Raising the corporate tax rates is one way the Biden administration is proposing to help pay for the infrastructure plan. However, Rounds is among the Republicans who oppose a tax increase for the plan. Rounds pointed to Biden’s proposed tax plan that would increase the corporate tax rate from 21% to 28%, if passed, as a measure that will have an “adverse effect on the economy.”
“We know they want to raise taxes, and they have been clear they want to raise corporate taxes. We think that is going to have an adverse effect on our economy and will chase some businesses overseas,” Rounds said. “We also know before the pandemic hit, tax policies that reduced taxes actually brought up Gross Domestic Product and unemployment was down below 3%. Our concern is it will slow GDP.”
On Thursday, Biden announced his plans to issue a series of executive orders aimed to restrict the sale of specific firearms and further regulate gun buying with more intensive background checks. For Rounds, the Second Amendment right is one of the most critical safe blankets to protect the freedom and values shared by many Americans from “adversaries outside of the United States” that would like to weaken the nation to a “second world country.”
As part of Biden’s executive orders on gun control, the production and sale of “ghost guns” are proposed to be banned. Rounds said ghost guns -- which are non-traceable and lack a serial number -- are already illegal, which has led to some confusion. Rounds also criticized "red flag" laws that are being floated by some officials.
“President Biden continues to attack ownership of guns… He’s made clear he wants to go after not just ghost guns, but specific rifles. I’m concerned where he (Biden) is going with his gun control measures,” Rounds said. “The appropriate thing we have now is that you have three days for the federal government to do a background check, and if they can’t find anything wrong, you should be able to buy that gun. It’s your Second Amendment right. What I am more concerned about is the restriction of law abiding citizens buying ammunition.”

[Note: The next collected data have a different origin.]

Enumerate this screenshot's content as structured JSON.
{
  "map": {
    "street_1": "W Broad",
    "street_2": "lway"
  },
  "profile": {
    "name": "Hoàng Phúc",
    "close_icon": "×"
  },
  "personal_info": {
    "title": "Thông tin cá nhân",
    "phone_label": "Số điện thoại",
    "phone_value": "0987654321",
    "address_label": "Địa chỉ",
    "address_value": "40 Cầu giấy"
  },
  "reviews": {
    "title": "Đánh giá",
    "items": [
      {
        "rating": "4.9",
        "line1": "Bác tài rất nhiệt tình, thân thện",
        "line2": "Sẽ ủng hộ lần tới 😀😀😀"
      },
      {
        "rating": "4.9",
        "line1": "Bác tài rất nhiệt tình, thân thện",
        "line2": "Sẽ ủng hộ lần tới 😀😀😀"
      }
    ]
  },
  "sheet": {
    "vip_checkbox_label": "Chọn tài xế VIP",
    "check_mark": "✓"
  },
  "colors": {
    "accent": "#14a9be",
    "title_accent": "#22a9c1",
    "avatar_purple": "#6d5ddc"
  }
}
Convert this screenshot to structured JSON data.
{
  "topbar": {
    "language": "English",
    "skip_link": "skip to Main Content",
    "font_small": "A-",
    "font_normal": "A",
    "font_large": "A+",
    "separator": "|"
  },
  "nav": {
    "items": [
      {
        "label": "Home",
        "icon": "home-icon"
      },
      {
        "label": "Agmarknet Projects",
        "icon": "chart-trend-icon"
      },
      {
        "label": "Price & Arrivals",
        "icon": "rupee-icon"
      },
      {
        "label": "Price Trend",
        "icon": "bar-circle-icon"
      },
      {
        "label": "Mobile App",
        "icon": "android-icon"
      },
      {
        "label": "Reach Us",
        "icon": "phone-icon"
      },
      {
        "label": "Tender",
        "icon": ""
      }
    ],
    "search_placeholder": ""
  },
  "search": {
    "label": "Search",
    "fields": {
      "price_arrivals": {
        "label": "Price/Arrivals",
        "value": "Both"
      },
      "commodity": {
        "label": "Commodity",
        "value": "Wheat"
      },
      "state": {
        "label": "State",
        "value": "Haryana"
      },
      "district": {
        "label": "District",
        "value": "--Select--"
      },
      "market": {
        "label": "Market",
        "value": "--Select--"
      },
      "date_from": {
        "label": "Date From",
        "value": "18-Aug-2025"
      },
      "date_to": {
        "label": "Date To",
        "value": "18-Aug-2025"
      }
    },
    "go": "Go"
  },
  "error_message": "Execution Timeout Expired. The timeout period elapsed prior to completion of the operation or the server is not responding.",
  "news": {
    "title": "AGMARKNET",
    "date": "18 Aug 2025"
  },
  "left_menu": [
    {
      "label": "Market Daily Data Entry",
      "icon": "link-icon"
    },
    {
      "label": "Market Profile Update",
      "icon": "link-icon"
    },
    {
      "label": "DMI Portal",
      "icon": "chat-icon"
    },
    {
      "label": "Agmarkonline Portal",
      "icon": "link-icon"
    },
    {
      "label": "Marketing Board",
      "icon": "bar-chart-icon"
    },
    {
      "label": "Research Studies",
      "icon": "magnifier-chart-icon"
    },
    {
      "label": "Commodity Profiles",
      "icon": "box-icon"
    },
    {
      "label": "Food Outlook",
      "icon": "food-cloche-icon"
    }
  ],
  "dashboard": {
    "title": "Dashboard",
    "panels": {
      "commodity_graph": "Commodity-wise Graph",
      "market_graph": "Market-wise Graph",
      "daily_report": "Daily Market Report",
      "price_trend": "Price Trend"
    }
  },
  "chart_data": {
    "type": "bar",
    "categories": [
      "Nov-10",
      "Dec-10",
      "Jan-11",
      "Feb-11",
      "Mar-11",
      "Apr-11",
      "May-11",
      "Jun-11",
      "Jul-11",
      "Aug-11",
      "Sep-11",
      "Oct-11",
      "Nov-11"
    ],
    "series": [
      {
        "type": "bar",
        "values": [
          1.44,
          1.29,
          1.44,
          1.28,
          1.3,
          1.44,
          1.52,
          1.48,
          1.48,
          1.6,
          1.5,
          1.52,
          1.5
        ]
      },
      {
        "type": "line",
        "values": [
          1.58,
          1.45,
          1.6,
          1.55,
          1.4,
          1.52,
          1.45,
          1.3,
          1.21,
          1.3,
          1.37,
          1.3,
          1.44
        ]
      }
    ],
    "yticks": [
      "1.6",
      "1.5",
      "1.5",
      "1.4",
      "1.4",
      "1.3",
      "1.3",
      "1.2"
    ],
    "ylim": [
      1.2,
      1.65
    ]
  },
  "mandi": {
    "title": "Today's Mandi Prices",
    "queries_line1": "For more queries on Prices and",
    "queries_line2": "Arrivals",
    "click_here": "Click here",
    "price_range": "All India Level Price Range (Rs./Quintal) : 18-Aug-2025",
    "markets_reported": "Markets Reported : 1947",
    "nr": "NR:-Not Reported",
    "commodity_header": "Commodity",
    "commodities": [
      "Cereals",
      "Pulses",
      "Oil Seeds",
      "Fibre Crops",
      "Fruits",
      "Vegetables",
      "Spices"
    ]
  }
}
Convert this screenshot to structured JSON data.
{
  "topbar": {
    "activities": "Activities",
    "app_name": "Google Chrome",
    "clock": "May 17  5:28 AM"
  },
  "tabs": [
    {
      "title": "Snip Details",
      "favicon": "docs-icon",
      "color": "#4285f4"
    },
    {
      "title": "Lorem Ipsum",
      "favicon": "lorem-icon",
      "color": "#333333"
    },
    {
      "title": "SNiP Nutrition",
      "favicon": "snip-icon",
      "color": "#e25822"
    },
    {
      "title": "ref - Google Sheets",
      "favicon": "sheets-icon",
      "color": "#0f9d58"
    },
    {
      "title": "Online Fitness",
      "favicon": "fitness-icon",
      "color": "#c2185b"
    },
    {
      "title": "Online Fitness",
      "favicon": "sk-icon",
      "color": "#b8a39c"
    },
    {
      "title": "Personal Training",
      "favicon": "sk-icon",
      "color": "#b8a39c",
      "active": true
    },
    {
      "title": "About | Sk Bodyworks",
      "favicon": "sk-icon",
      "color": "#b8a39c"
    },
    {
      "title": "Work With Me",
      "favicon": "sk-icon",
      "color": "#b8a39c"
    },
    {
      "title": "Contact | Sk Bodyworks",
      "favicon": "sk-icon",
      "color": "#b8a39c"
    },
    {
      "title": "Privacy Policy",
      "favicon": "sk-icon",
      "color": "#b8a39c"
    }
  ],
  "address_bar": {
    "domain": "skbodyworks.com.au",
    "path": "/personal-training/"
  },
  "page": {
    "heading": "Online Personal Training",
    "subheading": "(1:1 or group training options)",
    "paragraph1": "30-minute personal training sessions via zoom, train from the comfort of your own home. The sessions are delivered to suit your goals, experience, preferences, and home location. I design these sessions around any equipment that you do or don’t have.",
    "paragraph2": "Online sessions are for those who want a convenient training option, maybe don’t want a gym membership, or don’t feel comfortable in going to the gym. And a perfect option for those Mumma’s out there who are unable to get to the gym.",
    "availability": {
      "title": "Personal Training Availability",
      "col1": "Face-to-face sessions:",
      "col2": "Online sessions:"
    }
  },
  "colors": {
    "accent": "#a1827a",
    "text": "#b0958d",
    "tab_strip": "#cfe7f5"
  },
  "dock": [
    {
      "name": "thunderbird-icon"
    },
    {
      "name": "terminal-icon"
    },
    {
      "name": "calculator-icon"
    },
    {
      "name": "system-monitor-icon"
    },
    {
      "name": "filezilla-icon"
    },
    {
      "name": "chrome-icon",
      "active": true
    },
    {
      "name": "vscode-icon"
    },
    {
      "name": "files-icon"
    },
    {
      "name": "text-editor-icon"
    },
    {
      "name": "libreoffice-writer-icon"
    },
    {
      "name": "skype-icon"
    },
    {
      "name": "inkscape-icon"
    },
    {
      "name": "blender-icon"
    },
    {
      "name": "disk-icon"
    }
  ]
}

As a member of the Senate Banking Committee, Rounds delved into the emerging cryptocurrency trend in response to a Rotary member's question. Cryptocurrency, such as Bitcoin, is a relatively new form of digital payment that can be used to buy goods and services on the internet. However, cryptocurrency is decentralized, unlike the U.S. dollar. That means no central authority regulates the value of the cryptocurrency.
That's something Rounds said he would like to see change for him to support the cryptocurrency wave. He said the digital currency should be based upon the U.S. dollar, which is regulated by the Federal Reserve, the country's central bank. Rounds suggested to explore whether the Federal Reserve could potentially regulate cryptocurrency and usher in under the umbrella of the U.S. dollar.
While Rounds supports having a cryptocurrency that's based on the U.S. dollar, he said it's now being used by other countries like China as an "opportunity to weaken the U.S. dollar."
Rounds said the Mitchell Rotary visit is one of the first in-person town hall-type events he's done in the last year due to COVID-19. Despite the challenges facing the country, Rounds said America is “still the best place to be.”
“With all its faults, it is still the country where people are trying to get into and not out of,” Rounds said, referencing the increased wave of migrants seeking to cross the nation’s southern border. “The best days for this country are going to be ahead of us. We have bright young people. Our future is in very good hands, but what we do now regarding the country we hand to them is up for debate offering the group a glimmer of hope for the future.”